Publicado em 25 de abril de 2013 às 11:43

Comissão aprova relatório final sobre aviação civil

Documento final de subcomissão foi acolhido ontem, em definitivo, na Comissão de Serviços de Infraestrutura, à qual era vinculado o colegiado temporário, agora extinto

Um novo planejamento para o setor de aviação civil, incluindo um plano plurianual de investimentos e um plano geral de outorgas de aeroportos para o setor privado, faz parte das recomendações do relatório final da Subcomissão Temporária sobre a Aviação Civil. O texto foi aprovado em definitivo ontem na Comissão de Serviços de Infraestrutura (CI).

O documento destaca os gargalos de infraestrutura na supervisão e no suporte ao setor. Indicado relator substituto, Flexa Ribeiro (PSDB-PA) afirmou que todos os pontos são essenciais para que o país possa contar com uma aviação bem estruturada e competitiva, prestando bons serviços ao setor produtivo e à população.

— Toda corrente é tão forte quanto seu elo mais fraco. Se for atendida a questão dos aeródromos e o problema da qualificação da mão de obra e se fizermos a revisão da legislação em vigor, solucionaremos o nó da questão — observou.

Audiências

O documento já havia sido aprovado na reunião final da subcomissão, no início do mês. Na ocasião, houve audiência com o ministro da Secretaria da Aviação Civil, Moreira Franco.

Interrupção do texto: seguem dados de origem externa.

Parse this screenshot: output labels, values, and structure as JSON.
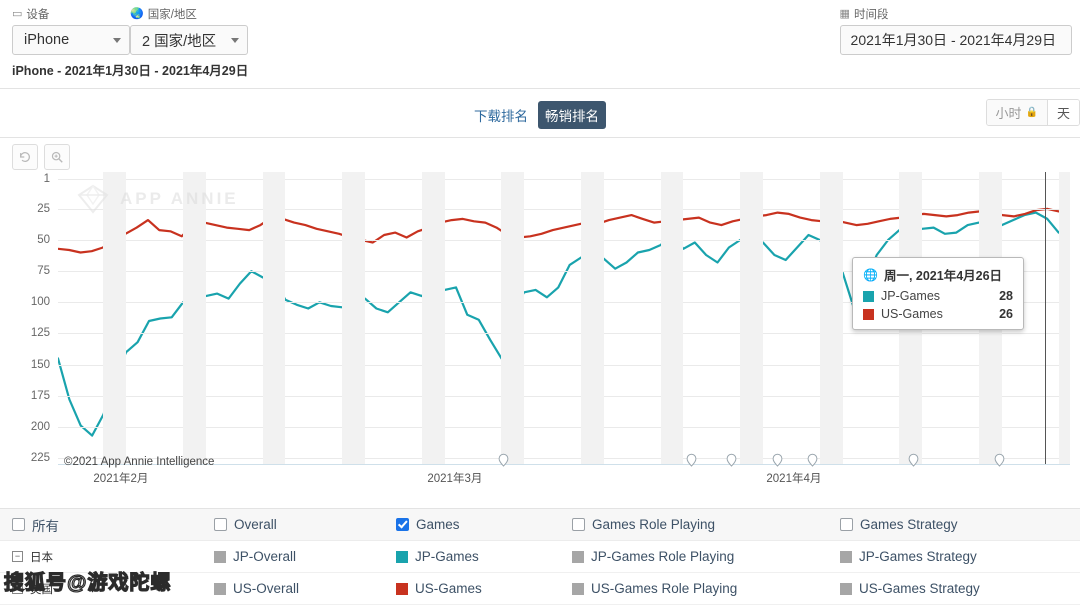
{
  "filters": {
    "device": {
      "label": "设备",
      "icon": "device-icon",
      "value": "iPhone"
    },
    "country": {
      "label": "国家/地区",
      "icon": "globe-icon",
      "value": "2 国家/地区"
    },
    "daterange": {
      "label": "时间段",
      "icon": "calendar-icon",
      "value": "2021年1月30日 - 2021年4月29日"
    }
  },
  "subtitle": "iPhone - 2021年1月30日 - 2021年4月29日",
  "tabs": {
    "download_rank": "下载排名",
    "grossing_rank": "畅销排名",
    "active": "畅销排名"
  },
  "granularity": {
    "hour": "小时",
    "hour_locked_icon": "lock-icon",
    "day": "天"
  },
  "chart_tools": {
    "reset": "reset-icon",
    "zoom": "zoom-in-icon"
  },
  "tooltip": {
    "icon": "globe-icon",
    "date": "周一, 2021年4月26日",
    "rows": [
      {
        "name": "JP-Games",
        "value": "28",
        "color": "#19a3ad"
      },
      {
        "name": "US-Games",
        "value": "26",
        "color": "#c8321f"
      }
    ]
  },
  "watermarks": {
    "brand": "APP ANNIE",
    "copyright": "©2021 App Annie Intelligence",
    "site": "搜狐号@游戏陀螺"
  },
  "legend": {
    "header": [
      {
        "label": "所有",
        "checked": false
      },
      {
        "label": "Overall",
        "checked": false
      },
      {
        "label": "Games",
        "checked": true
      },
      {
        "label": "Games Role Playing",
        "checked": false
      },
      {
        "label": "Games Strategy",
        "checked": false
      }
    ],
    "rows": [
      {
        "country": "日本",
        "collapse": "−",
        "series": [
          {
            "label": "JP-Overall",
            "color": "#a6a6a6"
          },
          {
            "label": "JP-Games",
            "color": "#19a3ad"
          },
          {
            "label": "JP-Games Role Playing",
            "color": "#a6a6a6"
          },
          {
            "label": "JP-Games Strategy",
            "color": "#a6a6a6"
          }
        ]
      },
      {
        "country": "美国",
        "collapse": "−",
        "series": [
          {
            "label": "US-Overall",
            "color": "#a6a6a6"
          },
          {
            "label": "US-Games",
            "color": "#c8321f"
          },
          {
            "label": "US-Games Role Playing",
            "color": "#a6a6a6"
          },
          {
            "label": "US-Games Strategy",
            "color": "#a6a6a6"
          }
        ]
      }
    ]
  },
  "chart_data": {
    "type": "line",
    "title": "",
    "xlabel": "",
    "ylabel": "",
    "ylim": [
      1,
      225
    ],
    "y_inverted": true,
    "grid": true,
    "yticks": [
      1,
      25,
      50,
      75,
      100,
      125,
      150,
      175,
      200,
      225
    ],
    "xticks": [
      "2021年2月",
      "2021年3月",
      "2021年4月"
    ],
    "xtick_positions": [
      0.035,
      0.365,
      0.7
    ],
    "x_start": "2021年1月30日",
    "x_end": "2021年4月29日",
    "n_points": 90,
    "series": [
      {
        "name": "JP-Games",
        "color": "#19a3ad",
        "values": [
          145,
          178,
          199,
          207,
          190,
          160,
          140,
          132,
          115,
          113,
          112,
          100,
          92,
          95,
          93,
          97,
          85,
          75,
          80,
          82,
          98,
          102,
          105,
          100,
          103,
          104,
          99,
          97,
          105,
          108,
          100,
          92,
          95,
          86,
          90,
          88,
          110,
          114,
          130,
          145,
          106,
          92,
          90,
          96,
          88,
          70,
          64,
          62,
          65,
          73,
          68,
          60,
          58,
          54,
          46,
          57,
          52,
          62,
          68,
          56,
          50,
          48,
          52,
          62,
          66,
          56,
          46,
          50,
          60,
          76,
          105,
          85,
          62,
          50,
          42,
          44,
          41,
          40,
          45,
          44,
          38,
          36,
          35,
          38,
          34,
          30,
          28,
          33,
          44,
          38
        ]
      },
      {
        "name": "US-Games",
        "color": "#c8321f",
        "values": [
          57,
          58,
          60,
          59,
          56,
          48,
          45,
          40,
          34,
          42,
          43,
          47,
          38,
          36,
          38,
          40,
          41,
          42,
          38,
          32,
          33,
          36,
          38,
          41,
          43,
          45,
          48,
          50,
          52,
          46,
          44,
          48,
          43,
          40,
          36,
          34,
          33,
          35,
          36,
          40,
          46,
          48,
          47,
          45,
          42,
          40,
          38,
          36,
          37,
          34,
          32,
          30,
          33,
          36,
          35,
          34,
          33,
          32,
          36,
          38,
          35,
          33,
          31,
          30,
          28,
          29,
          32,
          34,
          35,
          34,
          36,
          38,
          37,
          35,
          33,
          32,
          30,
          29,
          30,
          31,
          30,
          28,
          27,
          28,
          30,
          31,
          29,
          26,
          25,
          27,
          26
        ]
      }
    ],
    "crosshair": {
      "date": "2021年4月26日",
      "x_fraction": 0.975
    },
    "weekend_bands": true,
    "event_markers": {
      "icon": "pin-icon",
      "count": 7,
      "x_fractions": [
        0.44,
        0.625,
        0.665,
        0.71,
        0.745,
        0.845,
        0.93
      ]
    }
  }
}
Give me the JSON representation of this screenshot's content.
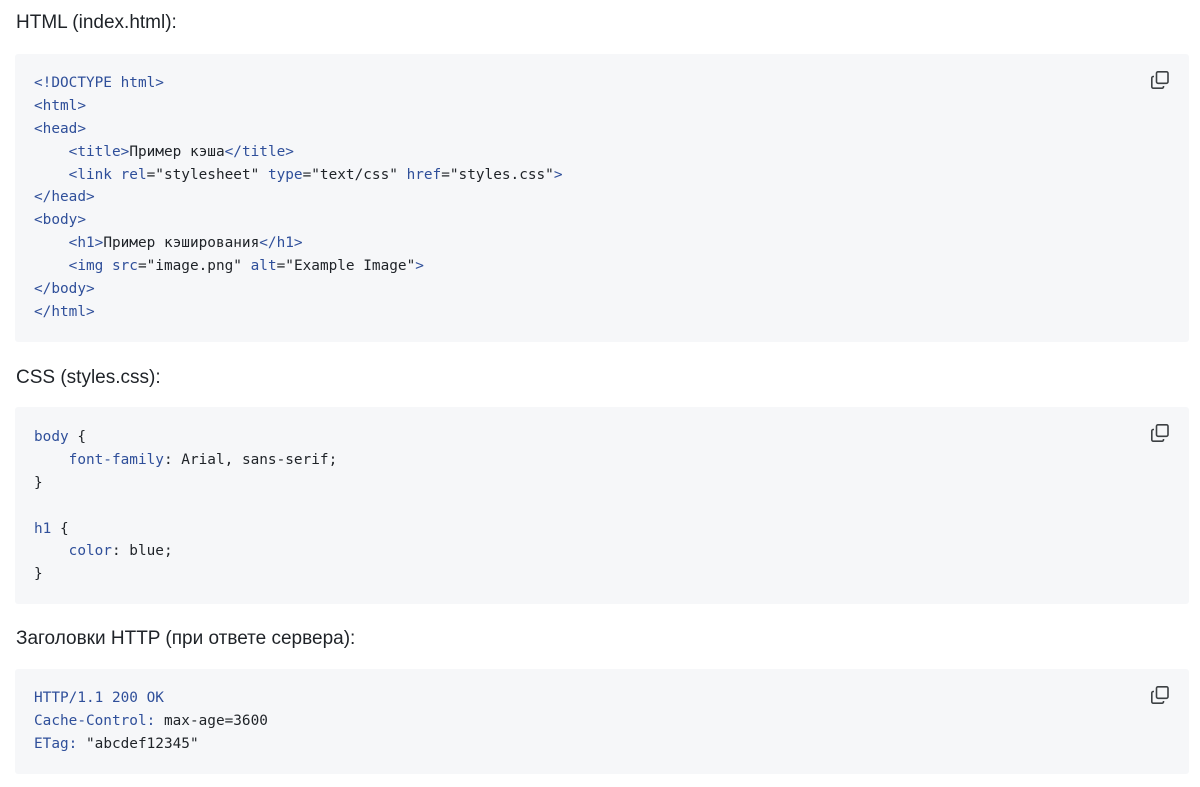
{
  "sections": [
    {
      "heading": "HTML (index.html):",
      "copy_icon": "copy-icon",
      "lines": [
        [
          [
            "tag",
            "<!DOCTYPE html>"
          ]
        ],
        [
          [
            "tag",
            "<html>"
          ]
        ],
        [
          [
            "tag",
            "<head>"
          ]
        ],
        [
          [
            "plain",
            "    "
          ],
          [
            "tag",
            "<title>"
          ],
          [
            "plain",
            "Пример кэша"
          ],
          [
            "tag",
            "</title>"
          ]
        ],
        [
          [
            "plain",
            "    "
          ],
          [
            "tag",
            "<link "
          ],
          [
            "attr",
            "rel"
          ],
          [
            "plain",
            "=\"stylesheet\" "
          ],
          [
            "attr",
            "type"
          ],
          [
            "plain",
            "=\"text/css\" "
          ],
          [
            "attr",
            "href"
          ],
          [
            "plain",
            "=\"styles.css\""
          ],
          [
            "tag",
            ">"
          ]
        ],
        [
          [
            "tag",
            "</head>"
          ]
        ],
        [
          [
            "tag",
            "<body>"
          ]
        ],
        [
          [
            "plain",
            "    "
          ],
          [
            "tag",
            "<h1>"
          ],
          [
            "plain",
            "Пример кэширования"
          ],
          [
            "tag",
            "</h1>"
          ]
        ],
        [
          [
            "plain",
            "    "
          ],
          [
            "tag",
            "<img "
          ],
          [
            "attr",
            "src"
          ],
          [
            "plain",
            "=\"image.png\" "
          ],
          [
            "attr",
            "alt"
          ],
          [
            "plain",
            "=\"Example Image\""
          ],
          [
            "tag",
            ">"
          ]
        ],
        [
          [
            "tag",
            "</body>"
          ]
        ],
        [
          [
            "tag",
            "</html>"
          ]
        ]
      ]
    },
    {
      "heading": "CSS (styles.css):",
      "copy_icon": "copy-icon",
      "lines": [
        [
          [
            "kw",
            "body"
          ],
          [
            "plain",
            " {"
          ]
        ],
        [
          [
            "plain",
            "    "
          ],
          [
            "kw",
            "font-family"
          ],
          [
            "plain",
            ": Arial, sans-serif;"
          ]
        ],
        [
          [
            "plain",
            "}"
          ]
        ],
        [
          [
            "plain",
            ""
          ]
        ],
        [
          [
            "kw",
            "h1"
          ],
          [
            "plain",
            " {"
          ]
        ],
        [
          [
            "plain",
            "    "
          ],
          [
            "kw",
            "color"
          ],
          [
            "plain",
            ": blue;"
          ]
        ],
        [
          [
            "plain",
            "}"
          ]
        ]
      ]
    },
    {
      "heading": "Заголовки HTTP (при ответе сервера):",
      "copy_icon": "copy-icon",
      "lines": [
        [
          [
            "kw",
            "HTTP/1.1 200 OK"
          ]
        ],
        [
          [
            "kw",
            "Cache-Control:"
          ],
          [
            "plain",
            " max-age=3600"
          ]
        ],
        [
          [
            "kw",
            "ETag:"
          ],
          [
            "plain",
            " \"abcdef12345\""
          ]
        ]
      ]
    }
  ],
  "colors": {
    "code_background": "#f6f7f9",
    "token_blue": "#2f4f9a",
    "text": "#1f2328"
  }
}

— Temos agora que acompanhar, por meio da CI, a implementação das recomendações, para que todas sejam efetivamente executadas — disse Flexa.

Nas 19 audiências promovidas, foram ouvidos diferentes segmentos das áreas pública e privada e especialistas.

A avaliação se ateve à legislação vigente, aos planos do governo para a área e ao funcionamento do Sistema de Aviação Civil e da Agência Nacional da Aviação Civil (Anac). Para os senadores, ao lado de um plano de investimentos de longo prazo, o setor necessita de um plano geral de concessões de aeroportos que possibilite agilizar a expansão e a modernização do setor. Segundo o documento, não há uma definição oficial sobre os aeroportos que devem ser concedidos e os critérios para isso.

A subcomissão concluiu que o Código Brasileiro de Aeronáutica, editado há 26 anos, antes da Constituição de 1988, precisa ser atualizado. “A diretriz fundamental que passou a ser adotada é a do estímulo à concorrência entre as empresas aéreas, que operam em regime de livre mercado”, diz o relatório.

A transferência das funções de regulação para uma autarquia civil, a Anac, no lugar de um órgão sob controle militar, foi apontada como positiva, por dar maior transparência, com ações pautadas por consultas e audiências públicas. Para a subcomissão, o setor passou a ser mais adequadamente visto como uma área de Estado, a serviço da integração, do crescimento econômico e do bem-estar da população. Para a Anac ser fortalecida, os senadores sugerem, por exemplo, a revisão do plano de cargos e salários e concurso público para os cargos vagos.

O relatório critica os planos de concessão de aeroportos que já operam e de autorização para a construção de novos pelo setor privado. Entre os problemas, foi apontada a falta de um marco regulatório estável e de uma política tarifária única para as concessões. Os senadores pediram a revisão da exigência de participação da Empresa Brasileira de Infraestrutura Aeroportuária (Infraero), ao lado dos concessionários, nas empresas formadas para gerir os aeroportos.